Recent developments in the property market pose potential risks to stability : MAS

It’s a word of caution which came from the Monetary Authority of Singapore (MAS) on Thursday (Nov 30), warning of potential risks to the property market’s instability in light of recent market developments like the en bloc fever in recent months.

In its 2017 Financial Stability Review report released this month, MAS said that developers should take into account the significant increase in the number of private housing units available for sale in the near term when bidding for land.

It said in the report: “The large upcoming supply could lead to a supply imbalance over the medium term if not matched by occupation demand.”

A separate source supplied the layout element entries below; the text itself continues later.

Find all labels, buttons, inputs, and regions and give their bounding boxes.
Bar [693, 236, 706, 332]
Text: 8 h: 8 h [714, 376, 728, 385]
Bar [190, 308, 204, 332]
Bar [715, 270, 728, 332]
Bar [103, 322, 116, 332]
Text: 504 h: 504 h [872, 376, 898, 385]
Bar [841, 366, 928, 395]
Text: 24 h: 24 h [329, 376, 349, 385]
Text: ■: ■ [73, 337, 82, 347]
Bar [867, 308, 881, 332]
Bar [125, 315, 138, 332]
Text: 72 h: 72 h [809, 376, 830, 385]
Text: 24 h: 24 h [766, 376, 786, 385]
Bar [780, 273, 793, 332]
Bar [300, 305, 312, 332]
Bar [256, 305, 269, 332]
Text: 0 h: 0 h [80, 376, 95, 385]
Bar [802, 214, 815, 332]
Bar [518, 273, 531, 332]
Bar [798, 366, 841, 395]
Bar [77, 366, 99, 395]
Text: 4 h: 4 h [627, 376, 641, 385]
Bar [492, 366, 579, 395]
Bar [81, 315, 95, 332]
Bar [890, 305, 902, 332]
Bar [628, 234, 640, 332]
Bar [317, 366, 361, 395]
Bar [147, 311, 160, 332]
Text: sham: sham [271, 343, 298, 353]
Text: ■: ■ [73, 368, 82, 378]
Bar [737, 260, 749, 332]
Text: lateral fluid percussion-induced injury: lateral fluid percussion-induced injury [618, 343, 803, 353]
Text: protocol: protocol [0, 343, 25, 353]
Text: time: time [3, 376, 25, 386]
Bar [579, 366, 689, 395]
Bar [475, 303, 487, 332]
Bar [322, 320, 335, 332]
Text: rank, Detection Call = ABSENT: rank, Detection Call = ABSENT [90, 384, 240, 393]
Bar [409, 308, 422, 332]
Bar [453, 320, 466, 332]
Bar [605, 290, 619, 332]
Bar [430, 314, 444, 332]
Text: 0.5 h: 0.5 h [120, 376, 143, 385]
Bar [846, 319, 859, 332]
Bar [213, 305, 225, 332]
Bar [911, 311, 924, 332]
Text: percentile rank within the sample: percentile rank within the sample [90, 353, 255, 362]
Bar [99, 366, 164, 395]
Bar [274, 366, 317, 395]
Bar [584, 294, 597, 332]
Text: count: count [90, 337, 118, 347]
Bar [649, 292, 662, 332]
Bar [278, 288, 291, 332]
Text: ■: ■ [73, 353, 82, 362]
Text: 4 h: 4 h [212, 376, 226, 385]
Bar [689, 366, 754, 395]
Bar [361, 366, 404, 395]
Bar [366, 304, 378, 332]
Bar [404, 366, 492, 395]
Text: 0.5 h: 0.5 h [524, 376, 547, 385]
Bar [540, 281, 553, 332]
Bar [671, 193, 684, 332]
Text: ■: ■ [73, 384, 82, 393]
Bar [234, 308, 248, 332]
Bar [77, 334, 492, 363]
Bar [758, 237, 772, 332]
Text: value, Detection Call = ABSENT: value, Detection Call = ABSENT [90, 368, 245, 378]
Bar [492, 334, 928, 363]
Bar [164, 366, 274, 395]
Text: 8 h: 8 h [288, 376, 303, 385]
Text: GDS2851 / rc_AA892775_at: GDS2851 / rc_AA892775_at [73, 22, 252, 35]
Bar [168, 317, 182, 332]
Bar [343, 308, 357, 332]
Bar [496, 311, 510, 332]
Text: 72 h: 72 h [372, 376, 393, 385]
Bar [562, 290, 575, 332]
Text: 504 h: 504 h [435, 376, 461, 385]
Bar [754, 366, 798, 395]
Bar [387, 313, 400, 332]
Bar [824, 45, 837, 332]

“Prospective buyers should therefore remain prudent in their buying decisions.”

The redevelopment of these en-bloc sites, coupled with Government Land Sales (GLS) sites, could add another 20,000 new private housing units in the next one to two years – potentially doubling the number of unsold units currently in the pipeline.

“With slower population growth, there is considerable uncertainty as to whether existing vacancies and the new supply coming on stream can be fully absorbed by the market,” said the report.

“Should there be insufficient occupation demand for the completed housing units, a supply imbalance could result and place downward pressure on prices and rentals in the medium term”.

As a result, market players should remain cautious and adopt a medium-term view of the market’s supply-demand dynamics.

“Banks should continue to maintain prudent underwriting standards and review their valuation practices to ensure that property appraisals remain realistic and substantiated,” added MAS.

After declining at a “gradual pace” for 15 consecutive quarters, private property market prices picked up and registered a 0.7% increase in Q3 2017.

The report also noted an improved buyer sentiment in recent months, reflected in an  increased take-up at recent project launches and higher resale activity.

Yet, the rental market remains weak. While vacancy rates have declined from the peak of 8.9% in Q2 last year, they remain elevated at 8.4% in Q3 2017.

This is above Q1 2013’s 5.2%, and the historical average of about 6.5% over the past decade.

With the foreseeable changes in the near future, MAS says that it will continue to “monitor market developments and where necessary” to ensure that the property market remains stable and sustainable.